This week—the second week of our semester-long endeavor—our class was transported to a different time and place. We were given the privilege of holding several of the museum’s kylikes (drinking cups) in our hands, instantly creating a tangible connection between our class and the symposium-goers of ancient Greece.
As described by Kathleen Lynch in her analysis, “Drinking Cups and the Symposium,” (In Cities Called Athens. Studies Honoring John McK. Camp II, edited by Kevin F. Daly and Lee Ann Riccardi. Lanham: Bucknell University, 2014: 231-271), a symposium was a communal drinking event usually attended by seven to fourteen men typically of elite status. Symposia provided a forum for the formation of a cultural identity as well as a medium through which individuals or social groups could distinguish themselves. In this context, elites would differentiate themselves from the rest of society through the exclusivity of the event, while variations in the kylix shape and decoration displayed by each attendee would reflect in-group competition or individual distinction. Drinking cups are the most numerous of all the sympotic forms in the archaeological record, and they were also the most used, repaired, and replaced, indicating their importance to sympotic culture. The cups provided an indispensable, utilitarian service while also existing as a tangible declaration of its owner’s identity.
As we passed around the cups, the general consensus was that they were much lighter than expected. The glossy black slip mimicked a metallic sheen, and the thin, top-heavy shape gave each cup an air of weightlessness. They were smooth to the touch and curved exactly to the shape of the hands holding them. As I placed my fingers around the bowl, the handles slid perfectly into the space between my thumbs and index fingers.
We proceeded to take the measurements of each of the cups, since determining the dimensions of an object is the first step in an accurate recreation. It became evident that each cup displayed similar proportions: the height of the cup was divided evenly into two sections (from the base to the bottom of the bowl and from the bottom curve to the rim), and the total width of the cup was divided into thirds by the two handles and the base. However, these measurements were far from precise, with each cup slightly off-proportion in some way or another. It was at this point that Matthew Hyleck of Baltimore Clayworks explained the essential role of the potter’s hands in the formation of these vessels. Without measuring tools, the potter’s hands served as guidelines for proportion. Master potters could produce hundreds of vessels in a few hours, forming the shapes from muscle memory.
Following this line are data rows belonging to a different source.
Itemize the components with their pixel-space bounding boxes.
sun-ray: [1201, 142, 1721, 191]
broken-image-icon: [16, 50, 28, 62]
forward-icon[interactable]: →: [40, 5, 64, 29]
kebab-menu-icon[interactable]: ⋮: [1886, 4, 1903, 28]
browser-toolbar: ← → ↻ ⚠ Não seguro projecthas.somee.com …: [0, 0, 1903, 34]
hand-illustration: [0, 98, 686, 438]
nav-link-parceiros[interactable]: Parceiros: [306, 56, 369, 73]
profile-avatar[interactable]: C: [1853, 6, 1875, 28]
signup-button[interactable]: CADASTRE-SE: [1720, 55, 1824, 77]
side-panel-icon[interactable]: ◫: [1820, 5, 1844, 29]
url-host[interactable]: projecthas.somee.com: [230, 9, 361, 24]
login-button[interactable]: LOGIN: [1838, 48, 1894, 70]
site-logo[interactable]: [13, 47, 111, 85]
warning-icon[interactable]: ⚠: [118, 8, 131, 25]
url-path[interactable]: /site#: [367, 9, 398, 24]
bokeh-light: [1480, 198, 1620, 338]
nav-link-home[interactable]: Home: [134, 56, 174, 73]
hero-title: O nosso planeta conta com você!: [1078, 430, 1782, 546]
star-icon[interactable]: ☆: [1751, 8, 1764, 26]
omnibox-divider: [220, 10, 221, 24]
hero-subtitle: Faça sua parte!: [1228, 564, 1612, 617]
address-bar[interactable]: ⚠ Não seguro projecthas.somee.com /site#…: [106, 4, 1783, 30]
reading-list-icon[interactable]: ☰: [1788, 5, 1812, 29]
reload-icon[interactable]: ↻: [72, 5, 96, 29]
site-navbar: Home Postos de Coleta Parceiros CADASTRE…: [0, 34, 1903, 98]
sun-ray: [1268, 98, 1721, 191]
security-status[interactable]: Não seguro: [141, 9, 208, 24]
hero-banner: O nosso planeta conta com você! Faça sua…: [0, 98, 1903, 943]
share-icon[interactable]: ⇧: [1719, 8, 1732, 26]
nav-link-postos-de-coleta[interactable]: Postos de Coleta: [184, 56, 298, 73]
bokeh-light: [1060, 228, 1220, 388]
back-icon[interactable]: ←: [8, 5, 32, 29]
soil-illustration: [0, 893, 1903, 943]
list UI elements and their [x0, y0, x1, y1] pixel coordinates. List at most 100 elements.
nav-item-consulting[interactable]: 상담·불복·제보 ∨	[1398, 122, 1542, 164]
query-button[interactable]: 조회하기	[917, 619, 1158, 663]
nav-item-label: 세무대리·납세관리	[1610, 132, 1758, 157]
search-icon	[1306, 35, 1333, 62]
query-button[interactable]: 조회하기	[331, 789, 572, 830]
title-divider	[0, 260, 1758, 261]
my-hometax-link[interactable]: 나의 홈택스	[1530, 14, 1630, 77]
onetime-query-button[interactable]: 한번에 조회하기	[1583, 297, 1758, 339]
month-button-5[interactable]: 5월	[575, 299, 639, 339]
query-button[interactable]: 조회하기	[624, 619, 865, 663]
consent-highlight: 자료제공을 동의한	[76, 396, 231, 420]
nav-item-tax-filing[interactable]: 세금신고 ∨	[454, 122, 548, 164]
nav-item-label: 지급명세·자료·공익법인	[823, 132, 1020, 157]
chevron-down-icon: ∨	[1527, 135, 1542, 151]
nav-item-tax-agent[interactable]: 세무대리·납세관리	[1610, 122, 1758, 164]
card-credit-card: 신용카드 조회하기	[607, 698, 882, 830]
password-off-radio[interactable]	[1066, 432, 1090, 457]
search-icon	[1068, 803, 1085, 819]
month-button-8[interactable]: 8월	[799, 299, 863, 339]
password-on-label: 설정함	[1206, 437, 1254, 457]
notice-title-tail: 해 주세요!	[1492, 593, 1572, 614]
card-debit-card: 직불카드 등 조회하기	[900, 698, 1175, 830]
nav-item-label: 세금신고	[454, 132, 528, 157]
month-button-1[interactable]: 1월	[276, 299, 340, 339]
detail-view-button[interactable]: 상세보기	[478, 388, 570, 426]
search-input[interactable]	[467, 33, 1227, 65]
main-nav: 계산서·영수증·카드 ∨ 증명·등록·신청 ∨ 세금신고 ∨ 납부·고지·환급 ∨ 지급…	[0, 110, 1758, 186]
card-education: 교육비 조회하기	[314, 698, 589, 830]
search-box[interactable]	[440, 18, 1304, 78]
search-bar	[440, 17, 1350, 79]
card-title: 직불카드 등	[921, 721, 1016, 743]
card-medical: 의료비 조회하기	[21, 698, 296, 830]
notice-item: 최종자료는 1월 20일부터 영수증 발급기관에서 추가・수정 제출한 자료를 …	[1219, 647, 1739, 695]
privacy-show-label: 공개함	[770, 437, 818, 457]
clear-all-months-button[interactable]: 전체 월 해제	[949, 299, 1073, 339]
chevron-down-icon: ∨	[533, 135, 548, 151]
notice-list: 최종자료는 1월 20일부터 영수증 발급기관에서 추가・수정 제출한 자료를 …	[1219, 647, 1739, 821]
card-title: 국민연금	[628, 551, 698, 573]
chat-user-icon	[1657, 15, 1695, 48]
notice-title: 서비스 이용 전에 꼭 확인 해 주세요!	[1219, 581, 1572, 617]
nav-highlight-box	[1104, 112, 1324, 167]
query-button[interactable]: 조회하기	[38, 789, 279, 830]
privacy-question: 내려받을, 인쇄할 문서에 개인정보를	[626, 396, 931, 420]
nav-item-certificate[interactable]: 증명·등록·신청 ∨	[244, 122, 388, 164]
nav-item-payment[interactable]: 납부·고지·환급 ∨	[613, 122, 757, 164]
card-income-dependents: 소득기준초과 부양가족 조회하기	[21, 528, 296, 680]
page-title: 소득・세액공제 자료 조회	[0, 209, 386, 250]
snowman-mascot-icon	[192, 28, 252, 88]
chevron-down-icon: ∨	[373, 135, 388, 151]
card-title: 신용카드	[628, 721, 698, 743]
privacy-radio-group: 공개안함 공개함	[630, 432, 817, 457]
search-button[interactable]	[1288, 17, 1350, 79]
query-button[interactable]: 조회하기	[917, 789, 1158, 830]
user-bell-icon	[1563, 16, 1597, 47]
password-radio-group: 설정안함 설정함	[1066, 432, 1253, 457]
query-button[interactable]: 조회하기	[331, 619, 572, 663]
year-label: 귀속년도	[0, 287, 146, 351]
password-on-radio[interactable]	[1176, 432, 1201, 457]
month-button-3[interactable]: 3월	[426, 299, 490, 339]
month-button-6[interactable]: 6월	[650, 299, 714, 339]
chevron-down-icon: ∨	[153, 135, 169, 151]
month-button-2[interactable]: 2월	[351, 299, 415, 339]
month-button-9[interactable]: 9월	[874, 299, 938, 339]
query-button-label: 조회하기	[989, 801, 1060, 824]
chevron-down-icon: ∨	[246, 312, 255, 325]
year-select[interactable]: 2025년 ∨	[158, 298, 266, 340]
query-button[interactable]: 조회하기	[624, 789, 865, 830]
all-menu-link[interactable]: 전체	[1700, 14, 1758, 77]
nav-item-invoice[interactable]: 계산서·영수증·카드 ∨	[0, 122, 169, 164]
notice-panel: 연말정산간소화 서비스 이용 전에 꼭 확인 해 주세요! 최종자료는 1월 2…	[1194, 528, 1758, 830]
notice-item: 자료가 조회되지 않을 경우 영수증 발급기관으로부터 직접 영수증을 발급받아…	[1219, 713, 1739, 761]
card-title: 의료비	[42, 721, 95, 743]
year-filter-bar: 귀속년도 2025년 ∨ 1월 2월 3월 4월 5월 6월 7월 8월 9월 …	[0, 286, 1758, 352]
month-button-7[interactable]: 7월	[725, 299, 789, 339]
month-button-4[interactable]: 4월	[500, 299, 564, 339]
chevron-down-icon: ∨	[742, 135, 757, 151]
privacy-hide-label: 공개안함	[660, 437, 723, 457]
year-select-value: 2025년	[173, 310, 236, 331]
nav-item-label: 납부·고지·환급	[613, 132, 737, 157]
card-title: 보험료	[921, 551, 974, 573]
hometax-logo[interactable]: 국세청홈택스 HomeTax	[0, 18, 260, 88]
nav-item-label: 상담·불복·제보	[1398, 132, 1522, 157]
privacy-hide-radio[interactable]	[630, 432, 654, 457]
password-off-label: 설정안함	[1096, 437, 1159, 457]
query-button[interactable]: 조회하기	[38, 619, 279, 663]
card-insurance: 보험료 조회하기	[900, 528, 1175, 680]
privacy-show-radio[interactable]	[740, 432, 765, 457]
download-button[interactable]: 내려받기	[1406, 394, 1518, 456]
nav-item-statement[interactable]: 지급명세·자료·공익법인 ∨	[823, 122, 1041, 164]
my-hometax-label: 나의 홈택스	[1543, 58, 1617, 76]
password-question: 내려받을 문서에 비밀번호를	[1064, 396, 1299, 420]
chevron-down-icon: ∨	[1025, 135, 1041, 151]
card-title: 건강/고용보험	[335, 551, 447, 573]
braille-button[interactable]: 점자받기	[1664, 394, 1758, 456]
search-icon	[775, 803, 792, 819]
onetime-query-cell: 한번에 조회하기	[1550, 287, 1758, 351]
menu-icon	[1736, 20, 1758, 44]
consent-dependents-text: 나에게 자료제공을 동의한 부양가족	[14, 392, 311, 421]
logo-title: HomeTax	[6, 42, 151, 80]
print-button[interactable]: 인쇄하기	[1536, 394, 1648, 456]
Each cup produced reflected the hands of the potter who made it. This effect is intrinsic to the form of the kylix, allowing it to take on a personal quality as it moves through the hands of its owners. The same sensation was experienced by each of us—over two millennia after the fact—as we wrapped our fingers around the smooth slipped surface of the cup. As we move forward into the production stages of our project, it will be important to keep in mind this relationship forged between pot and potter throughout the process and how it contributes to the overall impact each cup has in the hands of its user.
At roughly the size of the average Greek symposium guest list, our little group of potters and apprentices exists as a modern twist on the ancient tradition. As we attempt to recreate the kylix shape, I believe an understanding of the context in which and for which these vessels were made will prove invaluable, for the shape of the cups and their context are inherently linked.